While poverty is hard on all children, it is harsher on teenagers who are keenly aware of their situation. African American teens have a rough time in this city, with 42% of African Americans between the ages of 12 and 17 living in poverty in Memphis through no fault of their own.

HIAAM logo FNL 2015

Young African American males, in particular are hit by the double scourge of poverty and unemployment. Unemployment rates are almost three times as high for African Americans (13.8%) as for whites (5.9%); in the case of African Americans (both sexes) between the ages of 16 and 19, the unemployment rate is almost 50%. This is not because they are not capable. In Memphis, 35% of African Americans have a high school diploma as their highest educational attainment, more than the general population (29%).

Sadly, high school completion does not necessarily translate into college degrees for this population. Only 14% of the African American population in Memphis have bachelor degrees or higher (the rate among the general population is 24%). I am immediately confronted with the toll of poverty and exclusion on educational attainment. I have met many wonderful African American men and women. They are intelligent, quick, witty, wonderful in every way. The young men participating in the Hooks African American Male Initiative (HAAMI) are delightful in every way; brilliant and hardworking young men, whose GPA averages are better than the average for the entire University of Memphis. Why is it, then that degree attainment among African Americans in Memphis is so low? I cannot help but think there are some exclusionary forces at work.

We cannot become the city of the 21st century that we want to become when we are leaving so many of our residents behind. Given that the city of Memphis has an African American population that is almost 60%, African American poverty and exclusion is a huge concern for Memphis.
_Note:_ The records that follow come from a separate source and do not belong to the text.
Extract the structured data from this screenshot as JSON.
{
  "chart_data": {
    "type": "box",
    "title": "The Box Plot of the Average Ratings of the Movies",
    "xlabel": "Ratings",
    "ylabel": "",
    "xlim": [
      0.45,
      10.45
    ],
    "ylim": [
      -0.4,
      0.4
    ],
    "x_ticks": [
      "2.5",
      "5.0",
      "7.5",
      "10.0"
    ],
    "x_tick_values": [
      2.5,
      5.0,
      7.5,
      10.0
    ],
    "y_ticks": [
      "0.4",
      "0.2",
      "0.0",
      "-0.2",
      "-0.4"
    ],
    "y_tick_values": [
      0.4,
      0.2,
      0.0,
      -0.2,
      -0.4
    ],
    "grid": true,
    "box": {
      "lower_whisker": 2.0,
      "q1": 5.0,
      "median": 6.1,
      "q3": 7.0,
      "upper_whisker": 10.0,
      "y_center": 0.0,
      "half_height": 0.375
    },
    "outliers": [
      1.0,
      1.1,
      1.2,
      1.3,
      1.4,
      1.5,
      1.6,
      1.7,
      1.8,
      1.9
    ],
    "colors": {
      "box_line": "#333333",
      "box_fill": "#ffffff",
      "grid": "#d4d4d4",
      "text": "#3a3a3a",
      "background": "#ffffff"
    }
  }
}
We cannot continue the systematic exclusion of such a large percent of our population and expect sustainable economic development for our region. Unless we work together to include this very excluded portion of our population, Memphis cannot succeed as a city.

Hooks HAAMI Staff
Hooks Institute HAAMI staff. (Left to Right) Tim Rose, Daphene McFerren, Dr. Elena Delavega, Dr. Gregory Washington.

When poverty rates decline for whites but not for African Americans, when Black unemployment is twice to three times that of White unemployment, when African Americans are graduating from high school but not completing college at the same rate as Whites, I have to wonder, what kinds of opportunities are we providing for our African American males? Are we really providing opportunities?

How unwise of us, how wasteful, to not take advantage of all our resources, of our strong, smart, wonderful young black men. What an absolute travesty and nonsense not to insure that our African American males have every single opportunity for success. Every single one.

Education is the engine of our economy, and mentoring is a crucial element. We are here today to begin the work to reverse the trend with HAAMI.